The Fountain
In this issue, we are celebrating Black History Month with Laila Muhammad. The grandchild of Elijah Muhammad, the founder of the Nation of Islam, and the daughter of Warith Deen Mohamed, she is recognized more by association with her family, but she has continued her family’s incredible legacy of community work. In our interview with her, you will not only read about her family, but you will also encounter a social activist with common sense and compassionate vision. Anyone who is involved in any type of community work will benefit from her words. “We have to move forward,” Muhammad says, adding “collectively” at the end, with emphasis. This message is more relevant than ever at a time when our society is growing more polarized on multiple axes of race, religion, and gender.

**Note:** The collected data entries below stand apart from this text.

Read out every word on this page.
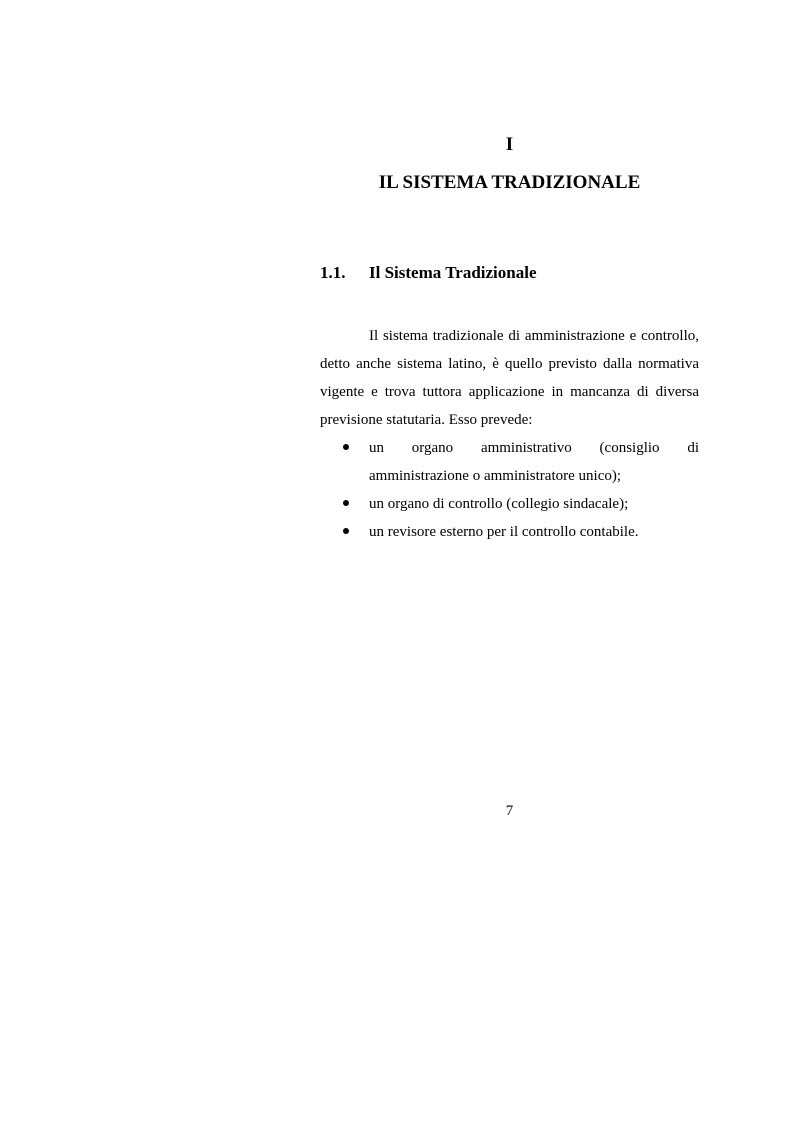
I
IL SISTEMA TRADIZIONALE
1.1. Il Sistema Tradizionale

Il sistema tradizionale di amministrazione e controllo, detto anche sistema latino, è quello previsto dalla normativa vigente e trova tuttora applicazione in mancanza di diversa previsione statutaria. Esso prevede:

un organo amministrativo (consiglio di amministrazione o amministratore unico);
un organo di controllo (collegio sindacale);
un revisore esterno per il controllo contabile.
7
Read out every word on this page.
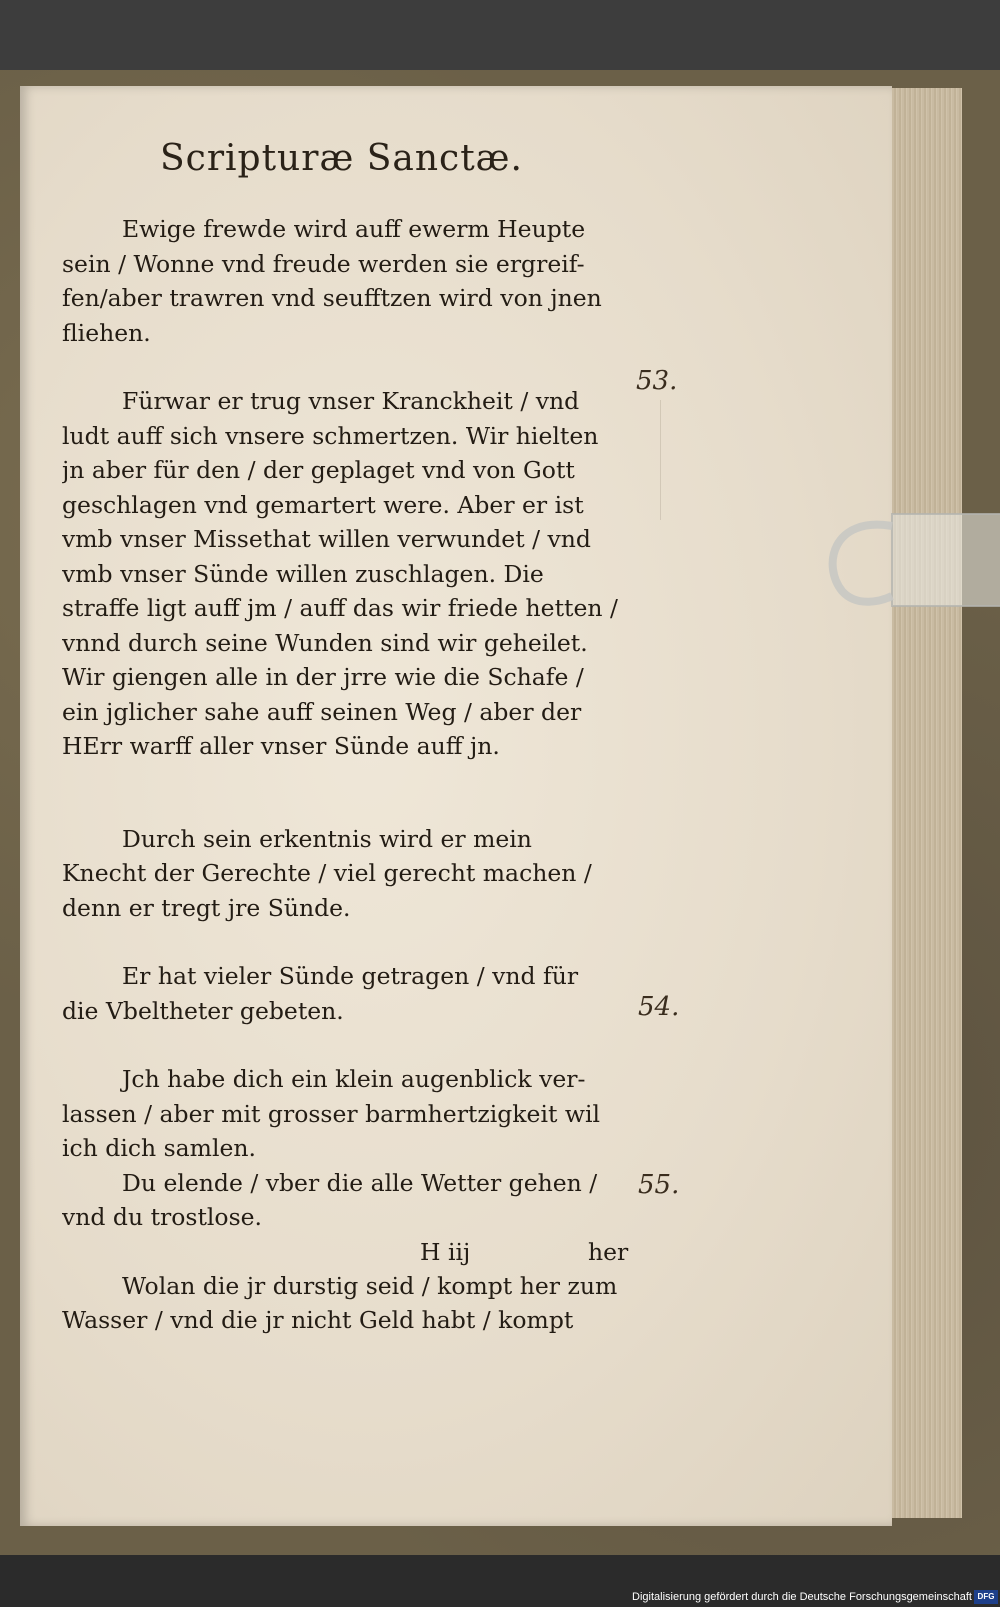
Scripturæ Sanctæ.
Ewige frewde wird auff ewerm Heupte
sein / Wonne vnd freude werden sie ergreif-
fen/aber trawren vnd seufftzen wird von jnen
fliehen.
Fürwar er trug vnser Kranckheit / vnd
ludt auff sich vnsere schmertzen. Wir hielten
jn aber für den / der geplaget vnd von Gott
geschlagen vnd gemartert were. Aber er ist
vmb vnser Missethat willen verwundet / vnd
vmb vnser Sünde willen zuschlagen. Die
straffe ligt auff jm / auff das wir friede hetten /
vnnd durch seine Wunden sind wir geheilet.
Wir giengen alle in der jrre wie die Schafe /
ein jglicher sahe auff seinen Weg / aber der
HErr warff aller vnser Sünde auff jn.
Durch sein erkentnis wird er mein
Knecht der Gerechte / viel gerecht machen /
denn er tregt jre Sünde.
Er hat vieler Sünde getragen / vnd für
die Vbeltheter gebeten.
Jch habe dich ein klein augenblick ver-
lassen / aber mit grosser barmhertzigkeit wil
ich dich samlen.
Du elende / vber die alle Wetter gehen /
vnd du trostlose.
Wolan die jr durstig seid / kompt her zum
Wasser / vnd die jr nicht Geld habt / kompt
53.
54.
55.
H iij	her
Digitalisierung gefördert durch die Deutsche Forschungsgemeinschaft DFG
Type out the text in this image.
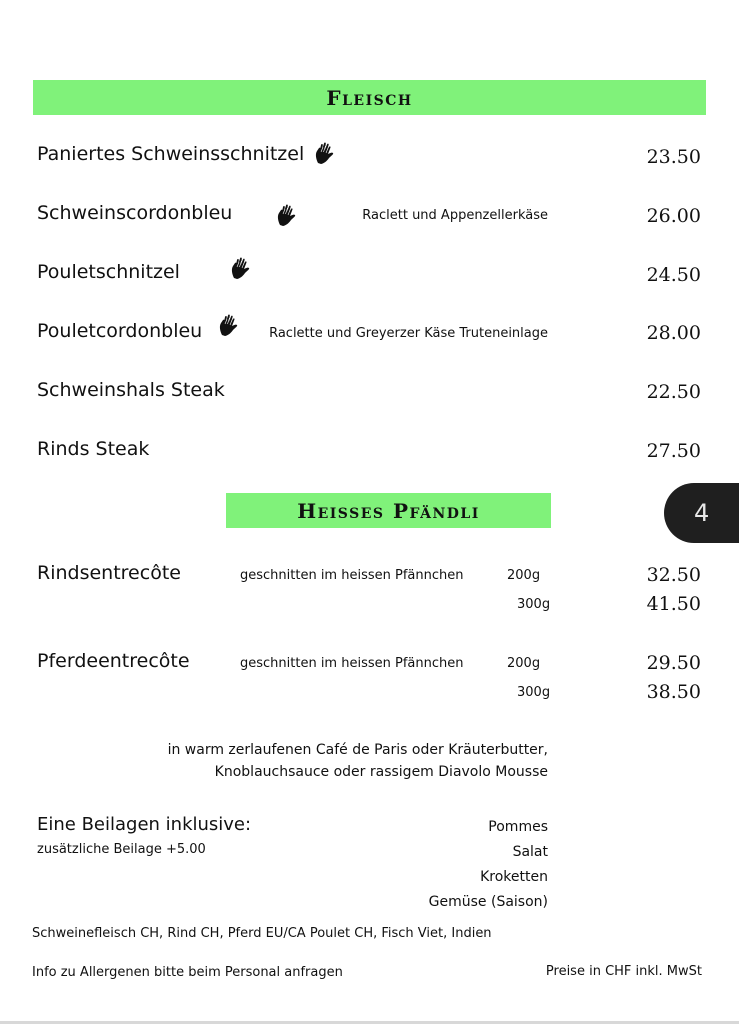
Fleisch
Paniertes Schweinsschnitzel	23.50
Schweinscordonbleu	Raclett und Appenzellerkäse	26.00
Pouletschnitzel	24.50
Pouletcordonbleu	Raclette und Greyerzer Käse Truteneinlage	28.00
Schweinshals Steak	22.50
Rinds Steak	27.50
Heisses Pfändli	4
Rindsentrecôte	geschnitten im heissen Pfännchen	200g	32.50
300g	41.50
Pferdeentrecôte	geschnitten im heissen Pfännchen	200g	29.50
300g	38.50
in warm zerlaufenen Café de Paris oder Kräuterbutter,
Knoblauchsauce oder rassigem Diavolo Mousse
Eine Beilagen inklusive:
zusätzliche Beilage +5.00
Pommes
Salat
Kroketten
Gemüse (Saison)
Schweinefleisch CH, Rind CH, Pferd EU/CA Poulet CH, Fisch Viet, Indien
Info zu Allergenen bitte beim Personal anfragen	Preise in CHF inkl. MwSt
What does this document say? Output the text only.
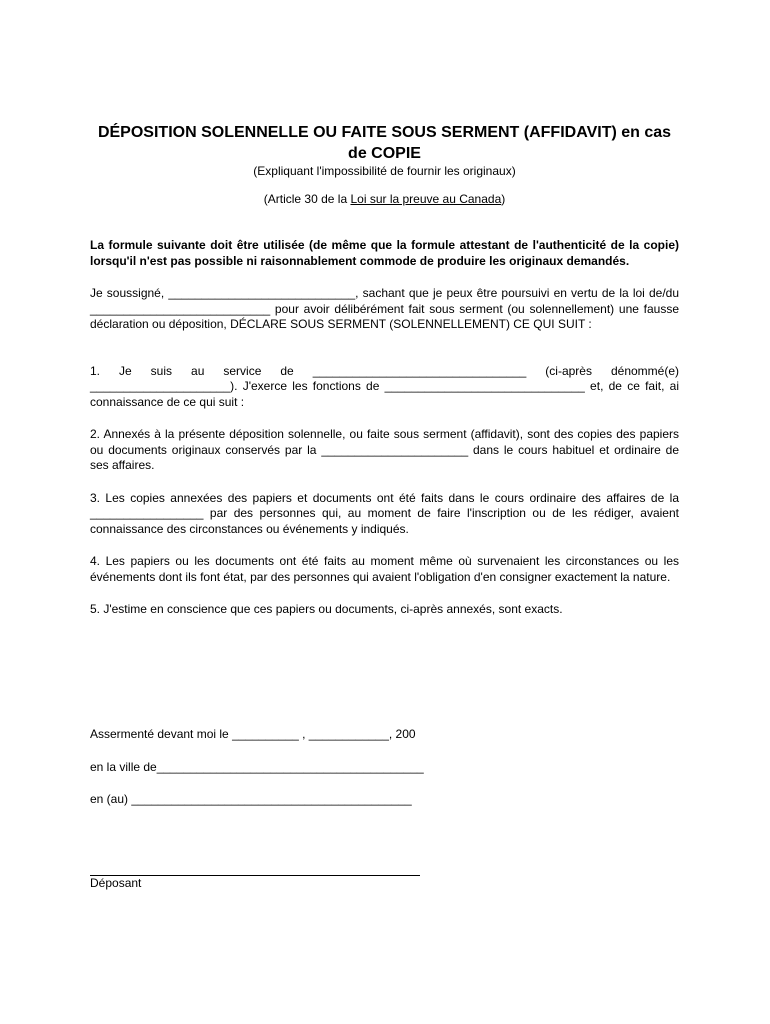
DÉPOSITION SOLENNELLE OU FAITE SOUS SERMENT (AFFIDAVIT) en cas de COPIE

(Expliquant l'impossibilité de fournir les originaux)

(Article 30 de la Loi sur la preuve au Canada)

La formule suivante doit être utilisée (de même que la formule attestant de l'authenticité de la copie) lorsqu'il n'est pas possible ni raisonnablement commode de produire les originaux demandés.

Je soussigné, ____________________________, sachant que je peux être poursuivi en vertu de la loi de/du ___________________________ pour avoir délibérément fait sous serment (ou solennellement) une fausse déclaration ou déposition, DÉCLARE SOUS SERMENT (SOLENNELLEMENT) CE QUI SUIT :

1. Je suis au service de ________________________________ (ci-après dénommé(e) _____________________). J'exerce les fonctions de ______________________________ et, de ce fait, ai connaissance de ce qui suit :

2. Annexés à la présente déposition solennelle, ou faite sous serment (affidavit), sont des copies des papiers ou documents originaux conservés par la ______________________ dans le cours habituel et ordinaire de ses affaires.

3. Les copies annexées des papiers et documents ont été faits dans le cours ordinaire des affaires de la _________________ par des personnes qui, au moment de faire l'inscription ou de les rédiger, avaient connaissance des circonstances ou événements y indiqués.

4. Les papiers ou les documents ont été faits au moment même où survenaient les circonstances ou les événements dont ils font état, par des personnes qui avaient l'obligation d'en consigner exactement la nature.

5. J'estime en conscience que ces papiers ou documents, ci-après annexés, sont exacts.

Assermenté devant moi le __________ , ____________, 200

en la ville de________________________________________

en (au) __________________________________________

Déposant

Laila Muhammad’s message resonates with a book Justin Pahl reviews in this issue: Peace and Dialogue in a Plural Society, by Fr. Thomas Michel. Fr. Michel is a Catholic priest and a professor at Georgetown University who has been involved in interfaith dialogue with Muslims for many decades. He’s traveled and lived with Muslims in many countries including Indonesia, the Philippines, Turkey, the United States, and Europe. His research in this book focuses on the Hizmet Movement and how the movement’s educational and dialogue efforts around the world are contributing to peace in the plural society of the twenty-first century.
A complementary piece to the above themes is “The Age of Self-Awareness” by Caroline Halford. Halford writes, “The world became connected very quickly and with that came not only conflict, secrecy, and fear, but also progress, growth, and knowledge, or at least, attempts at these things.” This global plural society has stepped into an age of self-awareness in the twenty-first century, Halford argues. Whether our self-awareness will diminish into self-obsession or will allow us to be great, continuing the legacy of those who came before us, is up to us.
This issue’s lead article “Chaos and Flourishing Hopes” redefines our relationship with the past, the present, and the future. While some of us delve into the glorious days of our past, others, especially younger people, submit themselves to fanciful thoughts of the future, Fethullah Gülen writes. Yet according to Gülen, the best path is to implement “what is required in every stage of life,” after which we will perceive the past-future-present as “the three angles of a single unit, and we will be able to experience each period of time with its own depth. The golden ages of human history have always been experienced when the concept of time has been perceived as such.”
As he defines a perspective as a concept of time, Gülen also establishes a prescriptive approach to misfortunes and ordeals: “Going through such ordeals is how we can overcome the weariness caused by monotonousness. This is how we can always sense the pleasures and enjoyment to the same extent in the positive sense. This is in fact the transformation of difficulties and afflictions into spiritual prosperity.”